Anharmonicity and scissoring modes in the negative thermal expansion materials ${\mathrm{ScF}}_3$ and ${\mathrm{CaZrF}}_6$

We use a symmetry-motivated approach to analyzing x-ray pair distribution functions to study the mechanism of negative thermal expansion in two ${\mathrm{ReO}}_3$-like compounds: ${\mathrm{ScF}}_3$ and ${\mathrm{CaZrF}}_6$. Both average and local structures suggest that it is the flexibility of $M$-F-$M$ linkages $(M$ = Ca, Zr, Sc) due to dynamic rigid and semirigid “scissoring” modes that facilitates the observed negative thermal expansion (NTE) behavior. The amplitudes of these dynamic distortions are greater for ${\mathrm{CaZrF}}_6$ than for ${\mathrm{ScF}}_3$, which corresponds well with the larger magnitude of the thermal expansion reported in the literature for the former. We show that this flexibility is enhanced in ${\mathrm{CaZrF}}_6$ due to the rocksalt ordering mixing the characters of two of these scissoring modes. Additionally, we show that in ${\mathrm{ScF}}_3$ anharmonic coupling between the modes responsible for the structural flexibility and the rigid unit modes contributes to the unusually high NTE behavior in this material.

Figure 1

Pair distribution functions for ${\mathrm{ScF}}_3$ (top) and ${\mathrm{CaZrF}}_6$ (bottom) at 400 K (black circles).
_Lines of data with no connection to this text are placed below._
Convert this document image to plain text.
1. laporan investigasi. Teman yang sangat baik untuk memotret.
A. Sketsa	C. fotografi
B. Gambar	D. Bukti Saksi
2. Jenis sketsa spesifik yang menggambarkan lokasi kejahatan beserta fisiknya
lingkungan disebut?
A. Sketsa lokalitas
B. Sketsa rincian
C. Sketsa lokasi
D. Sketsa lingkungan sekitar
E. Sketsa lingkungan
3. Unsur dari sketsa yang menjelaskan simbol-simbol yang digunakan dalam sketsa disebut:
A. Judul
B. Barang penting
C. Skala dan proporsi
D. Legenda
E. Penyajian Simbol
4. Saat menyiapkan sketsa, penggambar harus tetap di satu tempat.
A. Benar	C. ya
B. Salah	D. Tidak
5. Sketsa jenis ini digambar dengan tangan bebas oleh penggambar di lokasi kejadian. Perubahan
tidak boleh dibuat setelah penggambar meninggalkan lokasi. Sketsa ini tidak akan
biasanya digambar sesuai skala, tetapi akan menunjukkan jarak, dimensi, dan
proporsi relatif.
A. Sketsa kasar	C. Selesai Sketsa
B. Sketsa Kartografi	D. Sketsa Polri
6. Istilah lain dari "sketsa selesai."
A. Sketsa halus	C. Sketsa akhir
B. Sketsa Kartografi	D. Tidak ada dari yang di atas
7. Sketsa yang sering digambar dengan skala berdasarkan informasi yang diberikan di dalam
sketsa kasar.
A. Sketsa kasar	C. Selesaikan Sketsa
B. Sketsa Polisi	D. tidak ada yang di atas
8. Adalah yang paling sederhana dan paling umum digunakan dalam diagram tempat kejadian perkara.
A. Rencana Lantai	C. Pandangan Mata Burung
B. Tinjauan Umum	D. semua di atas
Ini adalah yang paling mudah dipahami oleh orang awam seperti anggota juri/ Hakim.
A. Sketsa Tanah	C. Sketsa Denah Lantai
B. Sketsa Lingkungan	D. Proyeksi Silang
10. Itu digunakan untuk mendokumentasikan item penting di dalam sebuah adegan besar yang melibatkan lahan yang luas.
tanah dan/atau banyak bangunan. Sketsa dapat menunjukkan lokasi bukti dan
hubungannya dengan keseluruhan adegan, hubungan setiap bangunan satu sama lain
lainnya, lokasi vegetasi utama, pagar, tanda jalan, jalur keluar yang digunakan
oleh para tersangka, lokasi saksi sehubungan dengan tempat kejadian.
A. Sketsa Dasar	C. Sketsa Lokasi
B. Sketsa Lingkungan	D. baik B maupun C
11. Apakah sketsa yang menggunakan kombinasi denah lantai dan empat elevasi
A small box fit with the modes belonging to $X_5^{+}$ refined is shown for both compounds (blue lines), with the $R_2^{-}$ mode additionally refined for ${\mathrm{CaZrF}}_6$. Labeled peaks correspond to Sc-F (1a), F-F (2a, 3b), Sc-Sc (3a), Zr-F (1b), Ca-F (2b), and Ca-Zr (4b).

Figure 2

Transverse atomic displacement parameters from Rietveld refinement (top), the best weighted-phase $R$ factor for each irrep at each temperature (middle), and the Boltzmann weighted mode amplitude (bottom). Results for ${\mathrm{ScF}}_3$ are displayed on the left; those for ${\mathrm{CaZrF}}_6$ are on the right.

Figure 3

Representations showing the effect of (a) $X_5^{+}$, (b) $X_5^{-}$, (c) $M_5^{+}$, and (d) $M_5^{-}$ on the crystal structure of ${\mathrm{CaZrF}6}_6$. The distortions are taken from the refinements at 400 K with the lowest $R_{wp}$ and plotted using the vesta software [33].

Figure 4

Comparison of weighted $R$ factors for restricted irreps $X_5^{+},X_5^{-},M_5^{+}$, and $M_5^{-}$, unrestricted irreps $M_2^{+}$ and $R_5^{-}$, and coupled $X_5^{+}\oplus M_5^{-}$ and $X_5^{-}\oplus M_5^{+}$.

Figure 5

Comparison of fits to ${\mathrm{ScF}}_3$ (left) and ${\mathrm{CaZrF}}_6$ (right) PDF data at 400 K using restricted $X_5^{+},X_5^{-},M_5^{+}$, and $M_5^{-}$; unrestricted $R_5^{-}$; and restricted $X_5^{+}\oplus M_5^{-}$.

Figure 6

Comparison of coupled and two-phase fits to PDF data as a function of temperature for ${\mathrm{ScF}}_3$ (top) and ${\mathrm{CaZrF}}_6$ (bottom), as described in the text.

Figure 7

Comparison of fits for $X_5^{+}\oplus R_5^{-}$ using a two-phase model (blue) and a coupled model (red) and $X_5^{+}(a,b;0,0;0,0)\oplus M_5^{-}(0,0;c,d;0,0)\oplus R_5^{-}(e,f,g)$ (yellow) for ${\mathrm{ScF}}_3$.